Suppose we want to simulate green processes for a restricted user account in the same address space where we also run code for root (maximum permissions). Can we show a restricted user a world view that's as stark and barren as if run in an OS process by itself, with nothing visible except what is permitted?

Instead of one global vfs, a runtime can have one per class of user, then use the right one matching both code (from green processes) and data (from messages and vfs files). This might mean that completely different server processes handle low privilege requests. You wouldn't have to figure out how a high privilege server copes with low privilege data, if it could not even receive it. Maybe the runtime partitions everything in privilege rings, and there's no way to reach a better ring. (You could run low privilege fibers in a low privilege thread, and give it worse quality of service when this seems a good idea.)

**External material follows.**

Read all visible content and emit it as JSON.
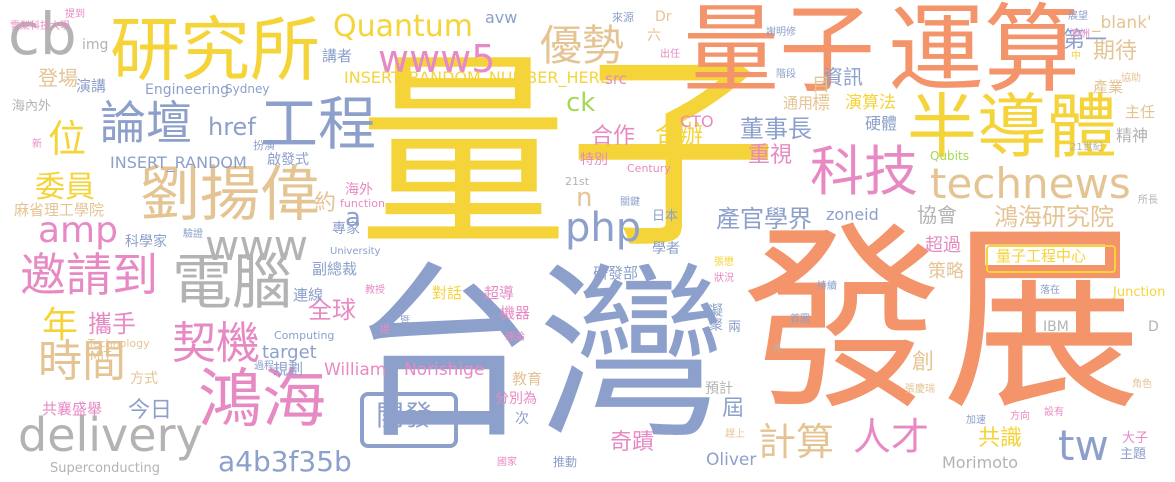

Hmm, you wouldn't want to stop a high permission admin from processing part of a system with low permission. So low permission data itself cannot taint permission as low. Maybe polarization taint rules for code and data are different. The big problem occurs when high ring code executes a command where part of code or args comes from low ring. (What file should I delete? Here's a path from low ring buffer.) It doesn't seem possible to ensure low ring taint is preserved, though, especially if a high ring copies low ring buffers to high ring buffers; maybe that can be forbidden. Maybe the runtime refuses low to high copies; if low and high use different vats, with large super-block aligned addresses, you'd be able to test ring membership with a single hashmap lookup on a masked pointer address. It sounds do-able, but a total pain, and it makes everything slower to perform checks.

That would be a good reason to use different OS processes: one for high-ring-only and another for a mixture of permission rings, which runs more slowly as when a high ring has to protect itself from low ring taint effects to be safe. Maybe the worst part would be having to talk about it in public forums with people who want to argue about scenarios.

Maybe the low ring OS process is not a mixture, and is all low, and merely executes high commands from the high ring process. A lower ring does what a higher ring says, but not the reverse, and there's no mixing of low ring data moving upward to a high ring, because it doesn't happen. Then each process is equally fast; you just drop lower ring messages. Okay, I'm done. That's all the brainstorming I'll give it.